Rumsfeld's close identification with the Iraq war and the prison scandal has affected his job approval ratings in surveys.

He drew enviable approval ratings of 71% just after the Iraq war started and was still considered a good secretary of Defense by 58% of Americans last fall in a Gallup/CNN/USA Today poll. But his numbers continued to slide, and the last such survey, in May, showed 46% approving of his job performance.

"He's not a rock star anymore," a senior Republican aide on Capitol Hill said on condition of anonymity.

Pentagon officials rejected the assertion that the nation's top defense official was lying low to duck criticism. They said the administration had sought to turn the focus of the world on Iraqi political leaders and on U.S. Ambassador John D. Negroponte since sovereignty was transferred to an interim Iraqi government on June 28.

"With the transition to sovereignty in Iraq and the establishment of the U.S. Embassy there, the Iraqi national leadership and the State Department leadership are communicating often with the public," Pentagon spokesman Eric Ruff said. "The situation has shifted from what started out as primarily a Defense Department responsibility. We go out when we need to be out."

Rumsfeld has kept up his visibility with foreign dignitaries, visiting Iraq and Afghanistan often and stopping each time along the way to pay his respects to allied leaders and addressing reporters in those nations.

But Iraq policy and media analysts attributed Rumsfeld's lower domestic profile to a broader strategy by the Bush administration to shift the focus away from Iraq.

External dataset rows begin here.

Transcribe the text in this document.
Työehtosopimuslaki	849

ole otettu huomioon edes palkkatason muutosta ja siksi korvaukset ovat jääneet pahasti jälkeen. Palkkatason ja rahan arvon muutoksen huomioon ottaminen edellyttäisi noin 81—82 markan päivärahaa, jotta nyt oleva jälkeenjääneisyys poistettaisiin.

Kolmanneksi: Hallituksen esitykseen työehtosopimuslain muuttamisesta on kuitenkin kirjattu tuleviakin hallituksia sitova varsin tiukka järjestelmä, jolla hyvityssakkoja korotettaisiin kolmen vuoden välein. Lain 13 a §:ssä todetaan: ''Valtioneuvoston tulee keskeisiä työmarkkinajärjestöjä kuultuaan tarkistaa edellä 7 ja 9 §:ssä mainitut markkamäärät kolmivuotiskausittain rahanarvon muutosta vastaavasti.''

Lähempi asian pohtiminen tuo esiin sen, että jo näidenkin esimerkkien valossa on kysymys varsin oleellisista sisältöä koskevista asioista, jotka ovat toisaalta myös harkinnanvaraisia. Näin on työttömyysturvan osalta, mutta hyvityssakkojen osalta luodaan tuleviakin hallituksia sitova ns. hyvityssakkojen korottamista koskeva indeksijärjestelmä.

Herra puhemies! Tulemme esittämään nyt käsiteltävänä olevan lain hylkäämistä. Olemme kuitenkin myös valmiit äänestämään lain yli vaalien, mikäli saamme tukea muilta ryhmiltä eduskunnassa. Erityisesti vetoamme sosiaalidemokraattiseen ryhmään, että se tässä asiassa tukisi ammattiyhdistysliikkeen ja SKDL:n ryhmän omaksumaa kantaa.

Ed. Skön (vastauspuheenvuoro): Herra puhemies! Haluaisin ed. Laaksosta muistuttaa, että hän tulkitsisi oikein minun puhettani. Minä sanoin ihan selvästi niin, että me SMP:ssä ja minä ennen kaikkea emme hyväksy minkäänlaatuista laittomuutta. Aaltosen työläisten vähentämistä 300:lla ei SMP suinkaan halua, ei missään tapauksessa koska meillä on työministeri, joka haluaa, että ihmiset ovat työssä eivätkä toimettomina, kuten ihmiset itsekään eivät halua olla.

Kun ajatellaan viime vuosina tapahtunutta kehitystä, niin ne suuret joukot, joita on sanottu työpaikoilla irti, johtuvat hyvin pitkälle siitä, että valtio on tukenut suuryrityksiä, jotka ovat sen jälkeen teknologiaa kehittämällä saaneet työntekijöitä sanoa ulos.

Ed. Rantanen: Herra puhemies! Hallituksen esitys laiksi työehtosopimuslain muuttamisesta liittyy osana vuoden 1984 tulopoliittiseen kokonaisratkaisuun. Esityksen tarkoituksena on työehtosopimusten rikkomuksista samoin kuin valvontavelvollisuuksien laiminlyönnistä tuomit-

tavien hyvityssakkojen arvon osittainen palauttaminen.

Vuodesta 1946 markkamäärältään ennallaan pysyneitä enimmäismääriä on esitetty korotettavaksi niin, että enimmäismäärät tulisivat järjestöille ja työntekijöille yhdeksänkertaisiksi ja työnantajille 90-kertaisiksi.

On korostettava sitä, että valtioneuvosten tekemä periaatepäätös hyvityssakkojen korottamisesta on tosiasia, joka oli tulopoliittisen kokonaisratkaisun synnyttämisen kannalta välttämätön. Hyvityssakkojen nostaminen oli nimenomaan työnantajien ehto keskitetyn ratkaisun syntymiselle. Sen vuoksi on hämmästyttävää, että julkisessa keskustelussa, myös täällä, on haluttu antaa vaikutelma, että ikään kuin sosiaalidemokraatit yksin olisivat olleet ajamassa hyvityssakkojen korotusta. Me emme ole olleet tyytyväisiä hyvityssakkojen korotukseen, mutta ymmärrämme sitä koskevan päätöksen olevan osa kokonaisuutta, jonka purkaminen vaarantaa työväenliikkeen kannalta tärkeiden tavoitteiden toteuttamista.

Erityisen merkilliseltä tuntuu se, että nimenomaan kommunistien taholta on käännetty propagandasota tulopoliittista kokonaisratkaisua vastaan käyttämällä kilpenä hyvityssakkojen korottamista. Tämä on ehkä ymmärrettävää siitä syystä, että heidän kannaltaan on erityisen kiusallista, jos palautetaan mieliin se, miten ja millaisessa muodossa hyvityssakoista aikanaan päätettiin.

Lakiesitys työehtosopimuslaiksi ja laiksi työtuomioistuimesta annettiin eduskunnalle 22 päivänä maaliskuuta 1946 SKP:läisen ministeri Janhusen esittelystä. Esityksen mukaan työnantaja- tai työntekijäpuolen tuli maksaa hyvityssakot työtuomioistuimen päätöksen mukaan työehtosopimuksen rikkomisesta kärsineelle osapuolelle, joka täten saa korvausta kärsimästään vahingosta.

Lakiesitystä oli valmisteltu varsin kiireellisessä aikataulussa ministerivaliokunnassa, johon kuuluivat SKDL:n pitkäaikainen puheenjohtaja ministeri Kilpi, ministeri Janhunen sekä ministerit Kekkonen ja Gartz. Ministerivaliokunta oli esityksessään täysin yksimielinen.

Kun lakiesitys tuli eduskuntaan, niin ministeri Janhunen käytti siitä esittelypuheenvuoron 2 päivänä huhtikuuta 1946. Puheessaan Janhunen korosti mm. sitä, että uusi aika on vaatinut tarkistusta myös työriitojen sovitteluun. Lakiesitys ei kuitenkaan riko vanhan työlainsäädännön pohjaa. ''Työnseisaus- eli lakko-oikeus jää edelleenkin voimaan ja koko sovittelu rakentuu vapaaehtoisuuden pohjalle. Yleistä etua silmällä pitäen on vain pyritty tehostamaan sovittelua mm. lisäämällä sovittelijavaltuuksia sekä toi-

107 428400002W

So far, they say, it is working.

"Look at the front page -- Iraq is not there," said Ivo Daalder, a scholar at the Brookings Institution who has written extensively on Iraq. "I think this is a deliberate strategy by the Bush administration: This is what [the transfer of sovereignty] was all about."

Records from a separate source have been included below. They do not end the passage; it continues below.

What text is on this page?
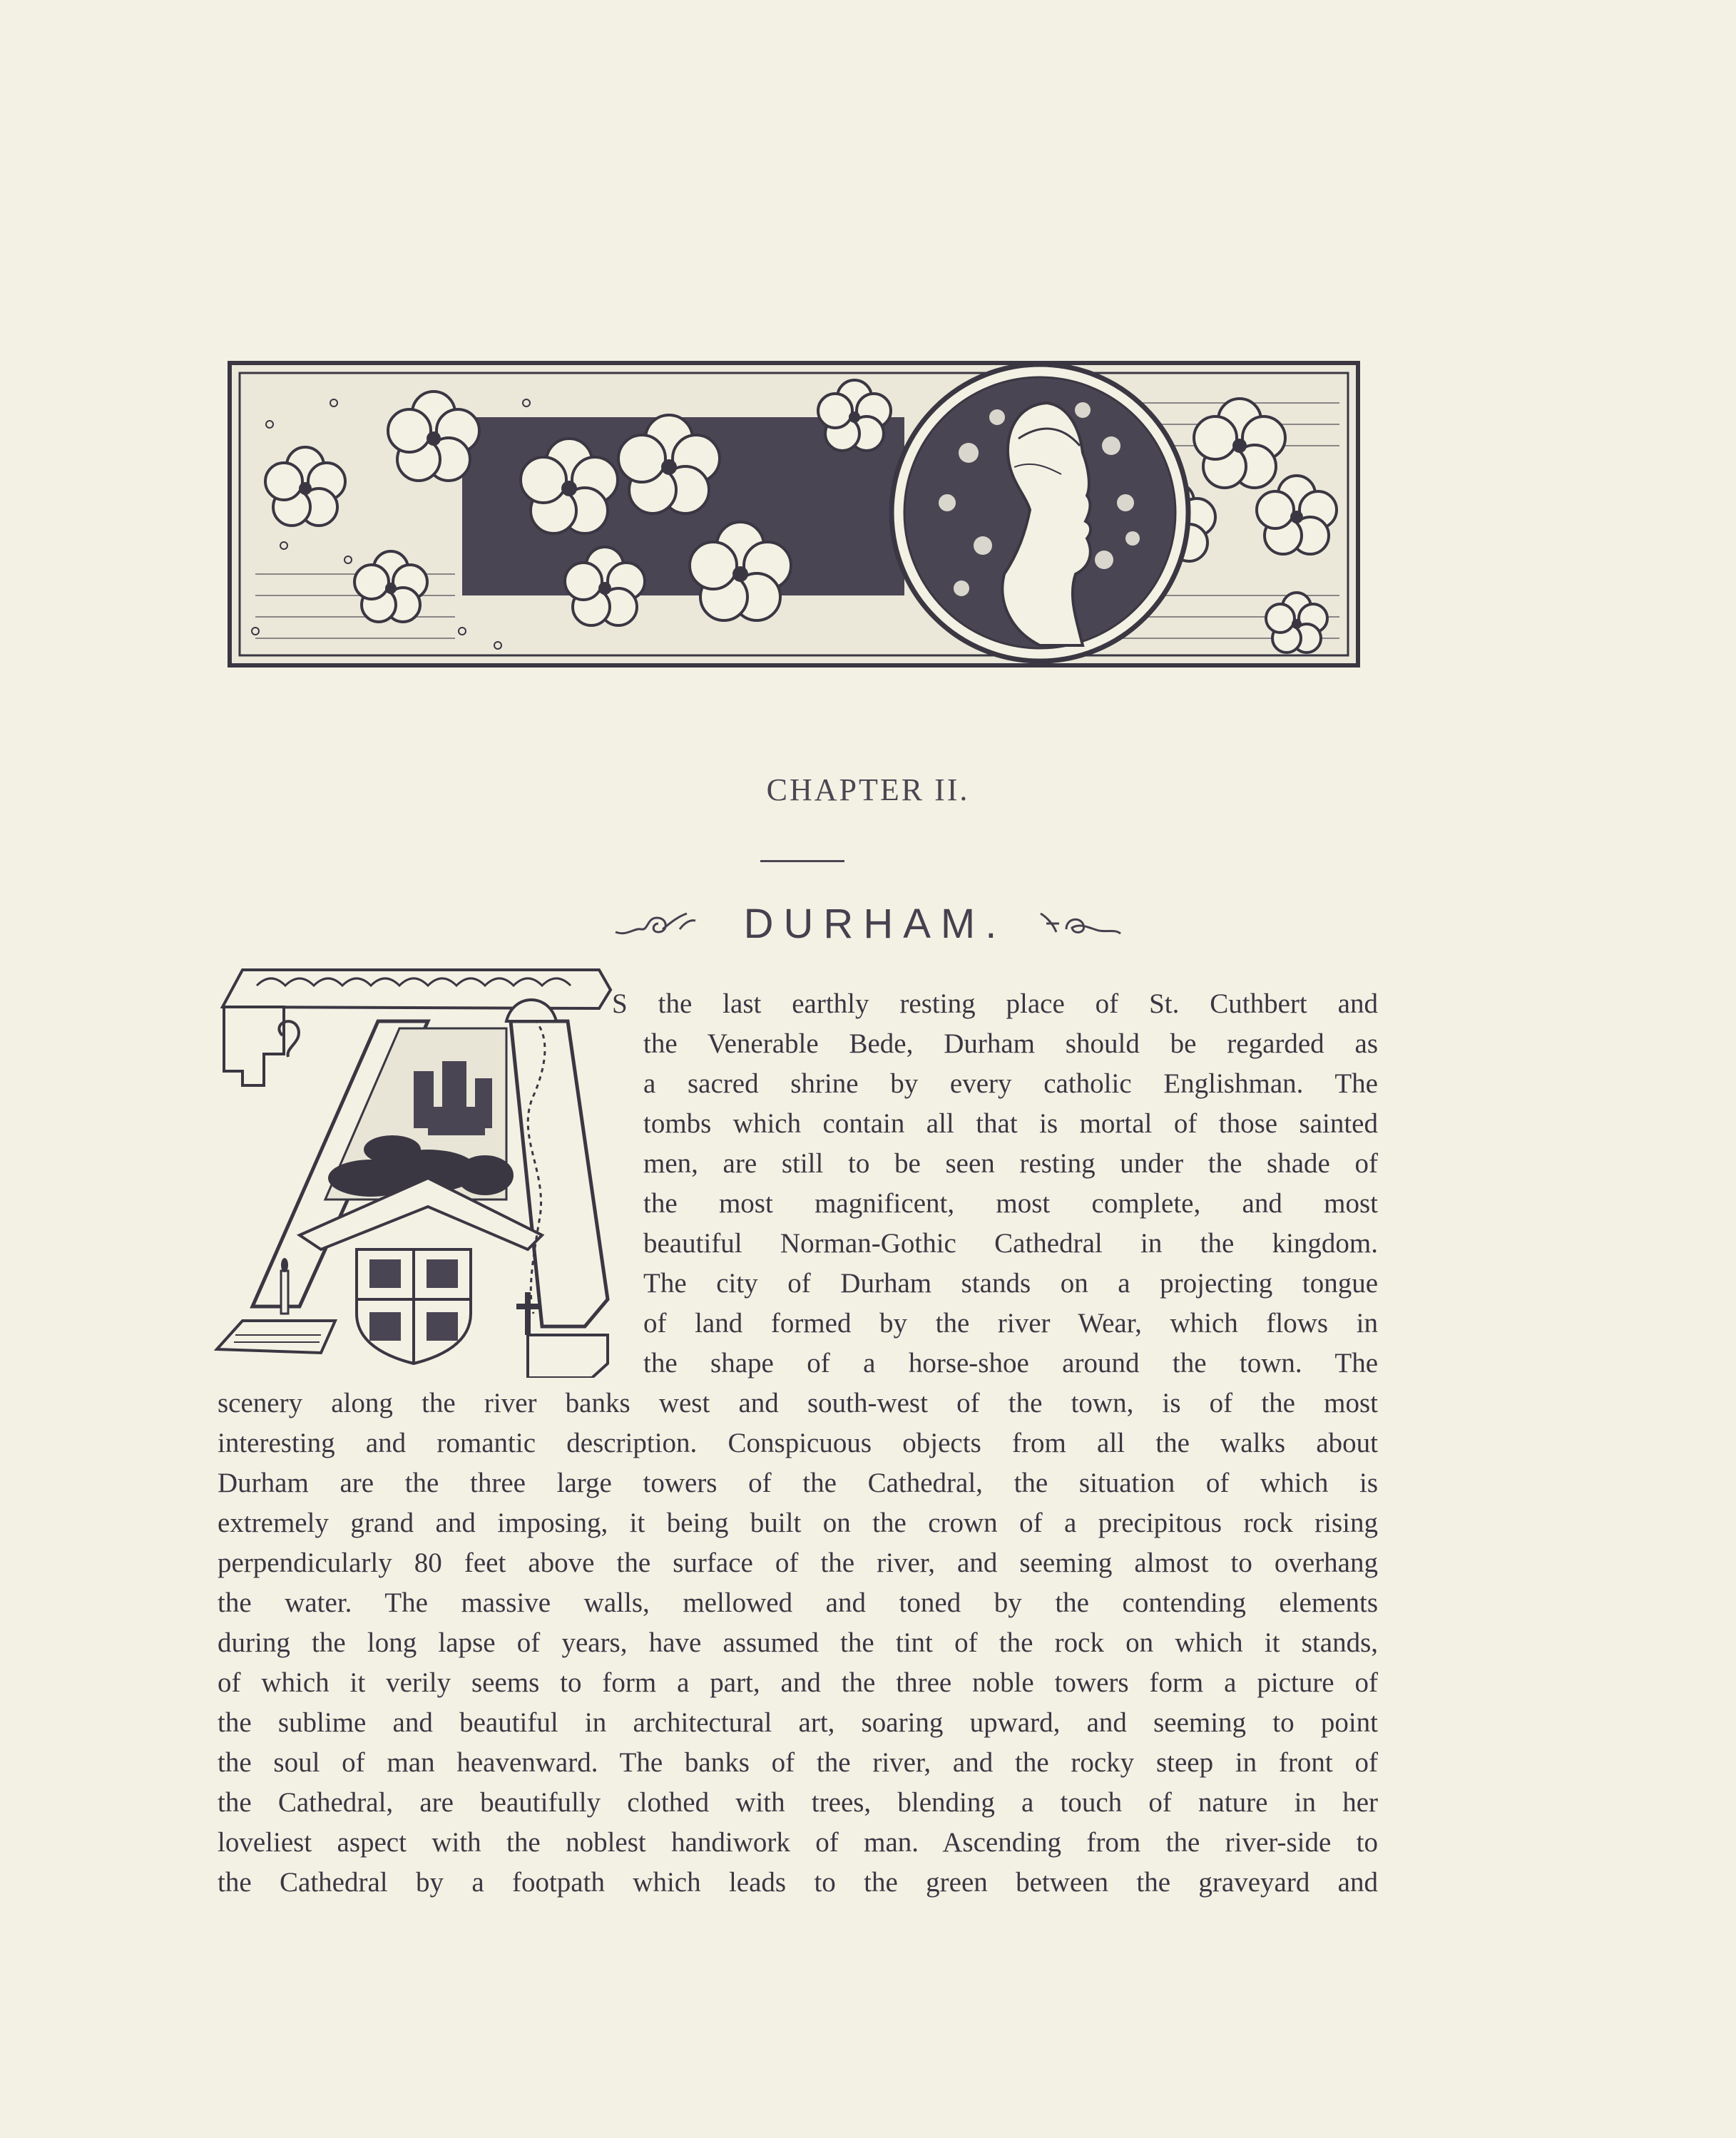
CHAPTER II.
DURHAM.
S the last earthly resting place of St. Cuthbert and
the Venerable Bede, Durham should be regarded as
a sacred shrine by every catholic Englishman. The
tombs which contain all that is mortal of those sainted
men, are still to be seen resting under the shade of
the most magnificent, most complete, and most
beautiful Norman-Gothic Cathedral in the kingdom.
The city of Durham stands on a projecting tongue
of land formed by the river Wear, which flows in
the shape of a horse-shoe around the town. The
scenery along the river banks west and south-west of the town, is of the most
interesting and romantic description. Conspicuous objects from all the walks about
Durham are the three large towers of the Cathedral, the situation of which is
extremely grand and imposing, it being built on the crown of a precipitous rock rising
perpendicularly 80 feet above the surface of the river, and seeming almost to overhang
the water. The massive walls, mellowed and toned by the contending elements
during the long lapse of years, have assumed the tint of the rock on which it stands,
of which it verily seems to form a part, and the three noble towers form a picture of
the sublime and beautiful in architectural art, soaring upward, and seeming to point
the soul of man heavenward. The banks of the river, and the rocky steep in front of
the Cathedral, are beautifully clothed with trees, blending a touch of nature in her
loveliest aspect with the noblest handiwork of man. Ascending from the river-side to
the Cathedral by a footpath which leads to the green between the graveyard and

Daalder said he believed the administration's strategy was "working politically -- it is protecting the president, and that's its purpose."

"The essence of the administration's strategy, starting back last November, was to have Iraq disappear from the American political scene so it would not be here, politically, by the time the election came around," he said.

But Duncan Hunter (R-El Cajon), chairman of the House Armed Services Committee, said Rumsfeld was not being kept under wraps. He's just busy.

"Don Rumsfeld's just got a massively full plate here," Hunter said in an interview Wednesday. "He's not only running the operations in Afghanistan and Iraq, but he's also in the middle of a fundamental reform of the Department of Defense."

As if that weren't enough, Hunter said, Rumsfeld now had "this huge challenge," presented by the commission that investigated the Sept. 11 attacks, to take part in an overhaul of the intelligence community.

Danielle Pletka, a scholar at the American Enterprise Institute, a conservative think tank, scoffed at the notion that the administration had a strategy to keep Iraq out of the limelight during the election campaign.

"I don't think there is a grand strategy of who should be out there and who shouldn't be," Pletka said. "I'm willing to bet that Don Rumsfeld is sick and tired of talking to reporters and has decided that his days on camera are behind him."

Pletka said the 72-year-old Rumsfeld no longer was required to hold daily, nationally televised updates on the war:

"The purpose that brought him to the fore -- remember his stud muffin era? -- to discuss the issues that were facing us on a really daily basis, they are certainly not front and center anymore, and thank goodness."